Wilson tomou a experiência como uma lição e transformou The Digitals para garantir que Shudu - que foi contratado pela Louis Vuitton e BMW - não tirasse oportunidades, mas abrisse possibilidades para mulheres negras. Alexsandrah, por exemplo, modelou pessoalmente como Shudu para a Vogue Austrália, e a escritora Ama Badu contou a história de Shudu e retratou sua voz em entrevistas.

Alexsandrah disse que está “extremamente orgulhosa” de seu trabalho com The Diigitals, que criou seu próprio gêmeo de IA: “É algo que mesmo quando não estivermos mais aqui, as gerações futuras podem olhar para trás e pensar: 'Estes são os pioneiros .'”

Mas para Yve Edmond, uma modelo residente na cidade de Nova Iorque que trabalha com grandes retalhistas para verificar o caimento das roupas antes de serem vendidas aos consumidores, a ascensão da IA ​​na modelagem de moda parece mais insidiosa.

Edmond teme que as agências e empresas de modelos estejam a tirar partido dos modelos, que geralmente são prestadores de serviços independentes e que beneficiam de poucas proteções laborais nos EUA, ao utilizarem as suas fotos para treinar sistemas de IA sem o seu consentimento ou compensação.
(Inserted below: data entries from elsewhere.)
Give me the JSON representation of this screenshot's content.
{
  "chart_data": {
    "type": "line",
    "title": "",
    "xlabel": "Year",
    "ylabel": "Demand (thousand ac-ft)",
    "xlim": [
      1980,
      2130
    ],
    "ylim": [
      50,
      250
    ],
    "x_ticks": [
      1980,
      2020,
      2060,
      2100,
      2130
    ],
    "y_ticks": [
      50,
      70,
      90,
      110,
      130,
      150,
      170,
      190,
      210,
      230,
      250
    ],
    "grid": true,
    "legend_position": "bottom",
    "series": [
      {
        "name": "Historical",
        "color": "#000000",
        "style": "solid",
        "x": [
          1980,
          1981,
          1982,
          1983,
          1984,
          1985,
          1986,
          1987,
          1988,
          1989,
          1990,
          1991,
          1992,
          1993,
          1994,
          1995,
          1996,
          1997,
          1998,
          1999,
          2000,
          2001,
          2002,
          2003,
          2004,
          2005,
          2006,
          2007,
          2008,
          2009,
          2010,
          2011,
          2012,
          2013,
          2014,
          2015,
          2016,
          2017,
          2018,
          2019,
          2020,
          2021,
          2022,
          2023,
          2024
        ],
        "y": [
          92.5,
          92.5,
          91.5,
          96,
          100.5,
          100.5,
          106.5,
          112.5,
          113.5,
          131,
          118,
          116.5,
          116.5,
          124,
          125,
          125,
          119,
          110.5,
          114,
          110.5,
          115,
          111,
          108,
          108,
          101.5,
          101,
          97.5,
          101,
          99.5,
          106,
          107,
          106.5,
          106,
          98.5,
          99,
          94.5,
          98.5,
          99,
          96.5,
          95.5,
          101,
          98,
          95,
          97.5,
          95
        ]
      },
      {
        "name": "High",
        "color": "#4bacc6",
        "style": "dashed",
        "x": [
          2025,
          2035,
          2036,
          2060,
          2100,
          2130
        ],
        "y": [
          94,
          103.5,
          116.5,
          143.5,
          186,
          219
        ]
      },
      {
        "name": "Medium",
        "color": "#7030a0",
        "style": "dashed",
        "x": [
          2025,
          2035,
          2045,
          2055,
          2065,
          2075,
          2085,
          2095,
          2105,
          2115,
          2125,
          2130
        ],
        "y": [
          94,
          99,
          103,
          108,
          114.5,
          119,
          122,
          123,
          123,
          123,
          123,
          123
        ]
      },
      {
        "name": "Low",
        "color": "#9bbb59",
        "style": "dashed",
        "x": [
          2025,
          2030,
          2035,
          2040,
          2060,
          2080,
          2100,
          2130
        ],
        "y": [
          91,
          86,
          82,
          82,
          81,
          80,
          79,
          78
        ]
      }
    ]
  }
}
Ela descreveu um incidente em que uma cliente pediu para fotografar Edmond movendo os braços, agachando-se e andando para fins de “pesquisa”. Edmond recusou e mais tarde se sentiu enganado - sua agência de modelos disse que ela estava sendo contratada para uma prova, não para construir um avatar.
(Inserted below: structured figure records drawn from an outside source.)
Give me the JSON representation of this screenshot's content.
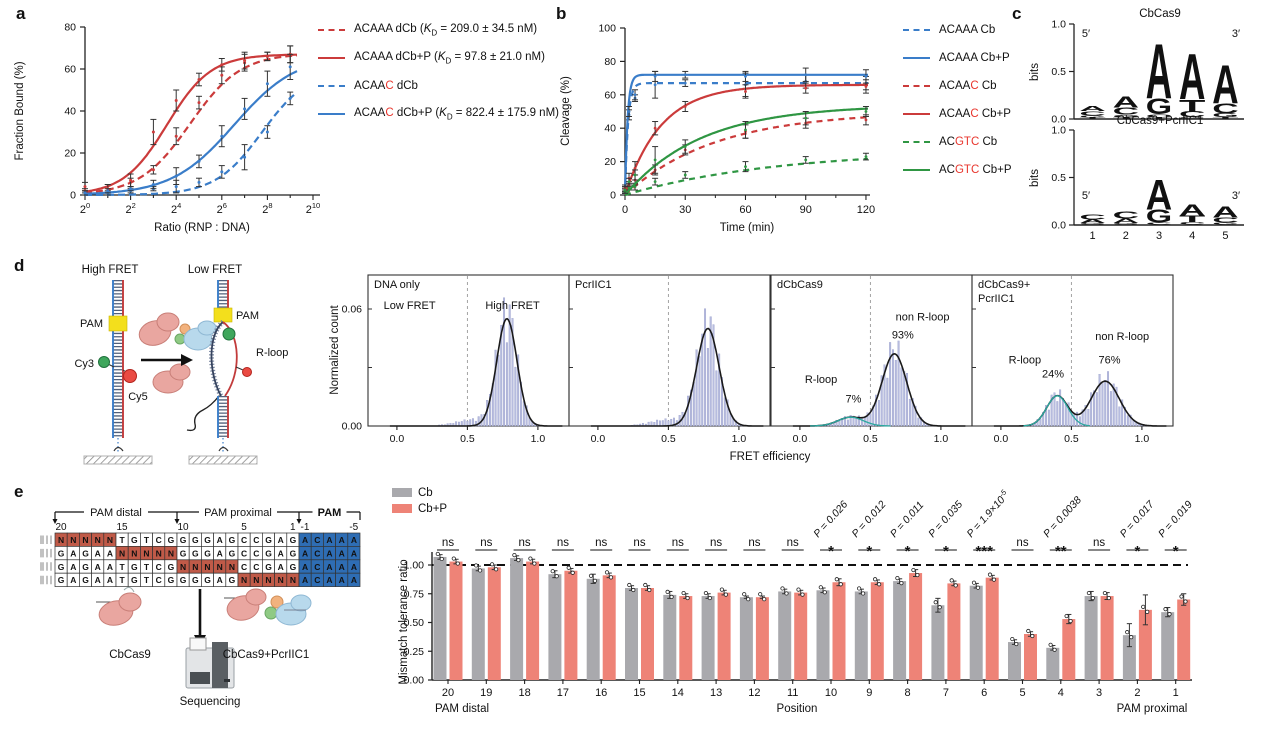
{
  "panel_labels": {
    "a": "a",
    "b": "b",
    "c": "c",
    "d": "d",
    "e": "e"
  },
  "colors": {
    "red": "#cb3b3b",
    "blue": "#3a7dc9",
    "green": "#2f9643",
    "mismatch_red": "#e8362d",
    "gray_bar": "#a9a9ad",
    "salmon_bar": "#ee8377",
    "hist_bar": "#b7bcdf",
    "hist_bar_stroke": "#8d94c4",
    "teal": "#2ba8a0",
    "pam_blue": "#2e6db4",
    "n_red": "#c05a48",
    "pam_yellow": "#f3df1c",
    "cy3_green": "#3fa65c",
    "cy5_red": "#ea4b43",
    "sig_red": "#e03c31"
  },
  "chart_data": [
    {
      "id": "a",
      "type": "line",
      "title": "",
      "xlabel": "Ratio (RNP : DNA)",
      "ylabel": "Fraction Bound (%)",
      "x_base": 2,
      "x_exponent_ticks": [
        0,
        2,
        4,
        6,
        8,
        10
      ],
      "yticks": [
        0,
        20,
        40,
        60,
        80
      ],
      "ylim": [
        0,
        80
      ],
      "series": [
        {
          "pre": "ACAAA",
          "red": "",
          "variant": "dCb",
          "kd": "209.0 ± 34.5 nM",
          "color": "#cb3b3b",
          "dash": true,
          "fit": {
            "plateau": 67.5,
            "mid": 4.6,
            "slope": 1.3
          },
          "points_exp": [
            0,
            1,
            2,
            3,
            4,
            5,
            6,
            7,
            8,
            9
          ],
          "values": [
            4,
            3,
            6,
            12,
            28,
            44,
            57,
            63,
            66,
            67
          ],
          "errors": [
            2,
            2,
            2,
            2,
            4,
            3,
            4,
            4,
            2,
            4
          ]
        },
        {
          "pre": "ACAAA",
          "red": "",
          "variant": "dCb+P",
          "kd": "97.8 ± 21.0 nM",
          "color": "#cb3b3b",
          "dash": false,
          "fit": {
            "plateau": 67,
            "mid": 3.6,
            "slope": 1.5
          },
          "points_exp": [
            0,
            1,
            2,
            3,
            4,
            5,
            6,
            7,
            8,
            9
          ],
          "values": [
            2,
            3,
            7,
            30,
            45,
            55,
            62,
            64,
            66,
            67
          ],
          "errors": [
            1,
            2,
            3,
            6,
            5,
            3,
            3,
            4,
            2,
            4
          ]
        },
        {
          "pre": "ACAA",
          "red": "C",
          "variant": "dCb",
          "kd": "",
          "color": "#3a7dc9",
          "dash": true,
          "fit": {
            "plateau": 60,
            "mid": 7.77,
            "slope": 1.4
          },
          "points_exp": [
            0,
            1,
            2,
            3,
            4,
            5,
            6,
            7,
            8,
            9
          ],
          "values": [
            1,
            1,
            2,
            3,
            4,
            6,
            11,
            18,
            30,
            46
          ],
          "errors": [
            1,
            1,
            1,
            1,
            3,
            2,
            3,
            6,
            3,
            3
          ]
        },
        {
          "pre": "ACAA",
          "red": "C",
          "variant": "dCb+P",
          "kd": "822.4 ± 175.9 nM",
          "color": "#3a7dc9",
          "dash": false,
          "fit": {
            "plateau": 67,
            "mid": 6.55,
            "slope": 1.05
          },
          "points_exp": [
            0,
            1,
            2,
            3,
            4,
            5,
            6,
            7,
            8,
            9
          ],
          "values": [
            1,
            2,
            3,
            5,
            9,
            16,
            28,
            41,
            53,
            61
          ],
          "errors": [
            1,
            1,
            1,
            2,
            4,
            3,
            5,
            5,
            6,
            6
          ]
        }
      ]
    },
    {
      "id": "b",
      "type": "line",
      "xlabel": "Time (min)",
      "ylabel": "Cleavage (%)",
      "xticks": [
        0,
        30,
        60,
        90,
        120
      ],
      "yticks": [
        0,
        20,
        40,
        60,
        80,
        100
      ],
      "ylim": [
        0,
        100
      ],
      "points_t": [
        0,
        2,
        5,
        15,
        30,
        60,
        90,
        120
      ],
      "series": [
        {
          "pre": "ACAAA",
          "red": "",
          "variant": "Cb",
          "color": "#3a7dc9",
          "dash": true,
          "fit": {
            "plateau": 67,
            "tau": 1.5
          },
          "values": [
            2,
            48,
            58,
            66,
            67,
            66,
            68,
            67
          ],
          "errors": [
            1,
            3,
            2,
            8,
            2,
            7,
            4,
            4
          ]
        },
        {
          "pre": "ACAAA",
          "red": "",
          "variant": "Cb+P",
          "color": "#3a7dc9",
          "dash": false,
          "fit": {
            "plateau": 72,
            "tau": 1.3
          },
          "values": [
            3,
            50,
            60,
            71,
            72,
            71,
            72,
            71
          ],
          "errors": [
            1,
            3,
            3,
            3,
            2,
            3,
            4,
            4
          ]
        },
        {
          "pre": "ACAA",
          "red": "C",
          "variant": "Cb",
          "color": "#cb3b3b",
          "dash": true,
          "fit": {
            "plateau": 50,
            "tau": 45
          },
          "values": [
            3,
            6,
            9,
            15,
            27,
            38,
            43,
            45
          ],
          "errors": [
            2,
            2,
            3,
            3,
            3,
            4,
            3,
            3
          ]
        },
        {
          "pre": "ACAA",
          "red": "C",
          "variant": "Cb+P",
          "color": "#cb3b3b",
          "dash": false,
          "fit": {
            "plateau": 66,
            "tau": 18
          },
          "values": [
            4,
            10,
            16,
            40,
            53,
            62,
            64,
            65
          ],
          "errors": [
            2,
            3,
            4,
            4,
            3,
            4,
            3,
            4
          ]
        },
        {
          "pre": "AC",
          "red": "GTC",
          "variant": "Cb",
          "color": "#2f9643",
          "dash": true,
          "fit": {
            "plateau": 27,
            "tau": 75
          },
          "values": [
            2,
            4,
            5,
            8,
            12,
            17,
            21,
            23
          ],
          "errors": [
            1,
            1,
            2,
            2,
            2,
            3,
            2,
            2
          ]
        },
        {
          "pre": "AC",
          "red": "GTC",
          "variant": "Cb+P",
          "color": "#2f9643",
          "dash": false,
          "fit": {
            "plateau": 54,
            "tau": 38
          },
          "values": [
            3,
            8,
            12,
            21,
            29,
            39,
            46,
            50
          ],
          "errors": [
            2,
            2,
            3,
            8,
            4,
            5,
            4,
            3
          ]
        }
      ]
    },
    {
      "id": "c",
      "type": "logo",
      "letter_colors": {
        "A": "#dd6f5f",
        "C": "#6aa392",
        "G": "#333d59",
        "T": "#d9b06a"
      },
      "logos": [
        {
          "title": "CbCas9",
          "ylabel": "bits",
          "yticks": [
            "0.0",
            "0.5",
            "1.0"
          ],
          "five_prime": "5′",
          "three_prime": "3′",
          "stacks": [
            [
              [
                "A",
                0.055
              ],
              [
                "C",
                0.045
              ],
              [
                "G",
                0.02
              ],
              [
                "T",
                0.012
              ]
            ],
            [
              [
                "A",
                0.12
              ],
              [
                "C",
                0.075
              ],
              [
                "G",
                0.03
              ],
              [
                "T",
                0.012
              ]
            ],
            [
              [
                "A",
                0.6
              ],
              [
                "G",
                0.17
              ],
              [
                "C",
                0.035
              ],
              [
                "T",
                0.012
              ]
            ],
            [
              [
                "A",
                0.5
              ],
              [
                "T",
                0.13
              ],
              [
                "C",
                0.06
              ],
              [
                "G",
                0.015
              ]
            ],
            [
              [
                "A",
                0.42
              ],
              [
                "C",
                0.11
              ],
              [
                "G",
                0.04
              ],
              [
                "T",
                0.015
              ]
            ]
          ]
        },
        {
          "title": "CbCas9+PcrIIC1",
          "ylabel": "bits",
          "yticks": [
            "0.0",
            "0.5",
            "1.0"
          ],
          "five_prime": "5′",
          "three_prime": "3′",
          "xticklabels": [
            "1",
            "2",
            "3",
            "4",
            "5"
          ],
          "stacks": [
            [
              [
                "C",
                0.055
              ],
              [
                "A",
                0.04
              ],
              [
                "G",
                0.015
              ]
            ],
            [
              [
                "C",
                0.08
              ],
              [
                "A",
                0.05
              ],
              [
                "G",
                0.015
              ]
            ],
            [
              [
                "A",
                0.33
              ],
              [
                "G",
                0.14
              ],
              [
                "C",
                0.02
              ]
            ],
            [
              [
                "A",
                0.12
              ],
              [
                "T",
                0.07
              ],
              [
                "C",
                0.025
              ]
            ],
            [
              [
                "A",
                0.12
              ],
              [
                "C",
                0.055
              ],
              [
                "G",
                0.02
              ]
            ]
          ]
        }
      ]
    },
    {
      "id": "d",
      "type": "histogram",
      "ylabel": "Normalized count",
      "xlabel": "FRET efficiency",
      "ytick_labels": [
        [
          "0.00",
          0
        ],
        [
          "0.06",
          0.06
        ]
      ],
      "ytick_marks": [
        0.03,
        0.06
      ],
      "xticks": [
        "0.0",
        "0.5",
        "1.0"
      ],
      "threshold": 0.5,
      "panels": [
        {
          "name": [
            "DNA only"
          ],
          "annotations": [
            {
              "t": "Low FRET",
              "x": 0.09,
              "y": 0.06
            },
            {
              "t": "High FRET",
              "x": 0.82,
              "y": 0.06
            }
          ],
          "components": [
            {
              "mu": 0.78,
              "sigma": 0.072,
              "amp": 0.055
            }
          ],
          "tails": [
            {
              "mu": 0.55,
              "sigma": 0.13,
              "amp": 0.003
            }
          ]
        },
        {
          "name": [
            "PcrIIC1"
          ],
          "annotations": [],
          "components": [
            {
              "mu": 0.78,
              "sigma": 0.08,
              "amp": 0.05
            }
          ],
          "tails": [
            {
              "mu": 0.5,
              "sigma": 0.13,
              "amp": 0.003
            }
          ]
        },
        {
          "name": [
            "dCbCas9"
          ],
          "annotations": [
            {
              "t": "R-loop",
              "x": 0.15,
              "y": 0.022
            },
            {
              "t": "7%",
              "x": 0.38,
              "y": 0.012
            },
            {
              "t": "non R-loop",
              "x": 0.87,
              "y": 0.054
            },
            {
              "t": "93%",
              "x": 0.73,
              "y": 0.045
            }
          ],
          "components": [
            {
              "mu": 0.36,
              "sigma": 0.09,
              "amp": 0.0045,
              "teal": true
            },
            {
              "mu": 0.67,
              "sigma": 0.088,
              "amp": 0.037
            }
          ],
          "tails": []
        },
        {
          "name": [
            "dCbCas9+",
            "PcrIIC1"
          ],
          "annotations": [
            {
              "t": "R-loop",
              "x": 0.17,
              "y": 0.032
            },
            {
              "t": "24%",
              "x": 0.37,
              "y": 0.025
            },
            {
              "t": "non R-loop",
              "x": 0.86,
              "y": 0.044
            },
            {
              "t": "76%",
              "x": 0.77,
              "y": 0.032
            }
          ],
          "components": [
            {
              "mu": 0.4,
              "sigma": 0.075,
              "amp": 0.0155,
              "teal": true
            },
            {
              "mu": 0.74,
              "sigma": 0.1,
              "amp": 0.023
            }
          ],
          "tails": []
        }
      ]
    },
    {
      "id": "e",
      "type": "bar",
      "ylabel": "Mismatch tolerance ratio",
      "xlabel_left": "PAM distal",
      "xlabel_center": "Position",
      "xlabel_right": "PAM proximal",
      "ytick_labels": [
        "0.00",
        "0.25",
        "0.50",
        "0.75",
        "1.00"
      ],
      "ytick_values": [
        0,
        0.25,
        0.5,
        0.75,
        1.0
      ],
      "ref_line": 1.0,
      "positions": [
        "20",
        "19",
        "18",
        "17",
        "16",
        "15",
        "14",
        "13",
        "12",
        "11",
        "10",
        "9",
        "8",
        "7",
        "6",
        "5",
        "4",
        "3",
        "2",
        "1"
      ],
      "series": [
        {
          "name": "Cb",
          "color": "#a9a9ad",
          "values": [
            1.07,
            0.97,
            1.06,
            0.92,
            0.88,
            0.8,
            0.74,
            0.73,
            0.72,
            0.77,
            0.78,
            0.77,
            0.86,
            0.65,
            0.82,
            0.33,
            0.28,
            0.73,
            0.39,
            0.59
          ],
          "errors": [
            0.02,
            0.02,
            0.02,
            0.03,
            0.04,
            0.02,
            0.03,
            0.02,
            0.01,
            0.02,
            0.02,
            0.02,
            0.02,
            0.06,
            0.02,
            0.02,
            0.02,
            0.04,
            0.1,
            0.04
          ]
        },
        {
          "name": "Cb+P",
          "color": "#ee8377",
          "values": [
            1.03,
            0.98,
            1.03,
            0.95,
            0.91,
            0.8,
            0.73,
            0.76,
            0.72,
            0.76,
            0.85,
            0.85,
            0.93,
            0.84,
            0.89,
            0.4,
            0.53,
            0.73,
            0.61,
            0.7
          ],
          "errors": [
            0.02,
            0.02,
            0.02,
            0.02,
            0.02,
            0.02,
            0.02,
            0.02,
            0.01,
            0.02,
            0.03,
            0.02,
            0.03,
            0.02,
            0.02,
            0.02,
            0.04,
            0.03,
            0.13,
            0.05
          ]
        }
      ],
      "significance": [
        {
          "ns": true
        },
        {
          "ns": true
        },
        {
          "ns": true
        },
        {
          "ns": true
        },
        {
          "ns": true
        },
        {
          "ns": true
        },
        {
          "ns": true
        },
        {
          "ns": true
        },
        {
          "ns": true
        },
        {
          "ns": true
        },
        {
          "p": "0.026",
          "stars": "*"
        },
        {
          "p": "0.012",
          "stars": "*"
        },
        {
          "p": "0.011",
          "stars": "*"
        },
        {
          "p": "0.035",
          "stars": "*"
        },
        {
          "p": "1.9×10",
          "psup": "-5",
          "stars": "***"
        },
        {
          "ns": true
        },
        {
          "p": "0.0038",
          "stars": "**"
        },
        {
          "ns": true
        },
        {
          "p": "0.017",
          "stars": "*"
        },
        {
          "p": "0.019",
          "stars": "*"
        }
      ]
    }
  ],
  "panel_d_schematic": {
    "high_fret": "High FRET",
    "low_fret": "Low FRET",
    "pam_left": "PAM",
    "pam_right": "PAM",
    "cy3": "Cy3",
    "cy5": "Cy5",
    "r_loop": "R-loop"
  },
  "panel_e_diagram": {
    "bracket_labels": {
      "distal": "PAM distal",
      "proximal": "PAM proximal",
      "pam": "PAM"
    },
    "numbers": [
      {
        "t": "20",
        "col": 0
      },
      {
        "t": "15",
        "col": 5
      },
      {
        "t": "10",
        "col": 10
      },
      {
        "t": "5",
        "col": 15
      },
      {
        "t": "1",
        "col": 19
      },
      {
        "t": "-1",
        "col": 20
      },
      {
        "t": "-5",
        "col": 24
      }
    ],
    "rows": [
      {
        "seq": "NNNNNTGTCGGGGAGCCGAGACAAA"
      },
      {
        "seq": "GAGAANNNNNGGGAGCCGAGACAAA"
      },
      {
        "seq": "GAGAATGTCGNNNNNCCGAGACAAA"
      },
      {
        "seq": "GAGAATGTCGGGGAGNNNNNACAAA"
      }
    ],
    "label_cbcas9": "CbCas9",
    "label_cbcas9_pcriic1": "CbCas9+PcrIIC1",
    "label_sequencing": "Sequencing"
  }
}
“Esta é uma violação completa”, disse ela. “Foi realmente decepcionante para mim.”

Mas, na ausência de regulamentações sobre IA, cabe às empresas serem transparentes e éticas na implantação da tecnologia de IA. E Ziff, o fundador da Model Alliance, compara a atual falta de proteção legal para os trabalhadores da moda ao “Velho Oeste”.

É por isso que a Model Alliance está a pressionar por uma legislação como a que está a ser considerada no estado de Nova Iorque, em que uma disposição da Lei dos Trabalhadores da Moda exigiria que as empresas de gestão e as marcas obtivessem o consentimento claro por escrito dos modelos para criar ou utilizar a réplica digital de um modelo; especificar o valor e a duração da compensação e proibir a alteração ou manipulação da réplica digital dos modelos sem consentimento.
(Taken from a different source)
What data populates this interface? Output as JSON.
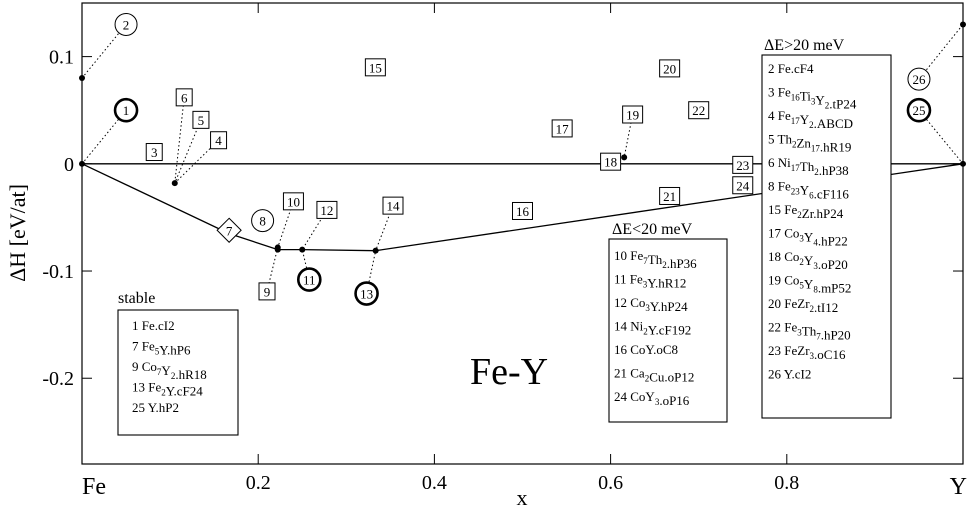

Alexsandrah diz que, com uso ético e regulamentações legais corretas, a IA pode abrir portas para mais modelos de cores como ela. Ela informou a seus clientes que possui uma réplica de IA e encaminha quaisquer perguntas sobre seu uso por meio de Wilson, que ela descreve como “alguém que conheço, amo, confio e é meu amigo”. Wilson diz que eles garantem que qualquer compensação pela IA de Alexsandrah seja comparável ao que ela ganharia pessoalmente.

Edmond, porém, é mais purista: “Temos esta Terra incrível onde vivemos. E você tem uma pessoa de todos os tons, de todas as alturas, de todos os tamanhos. Por que não encontrar essa pessoa e compensá-la?”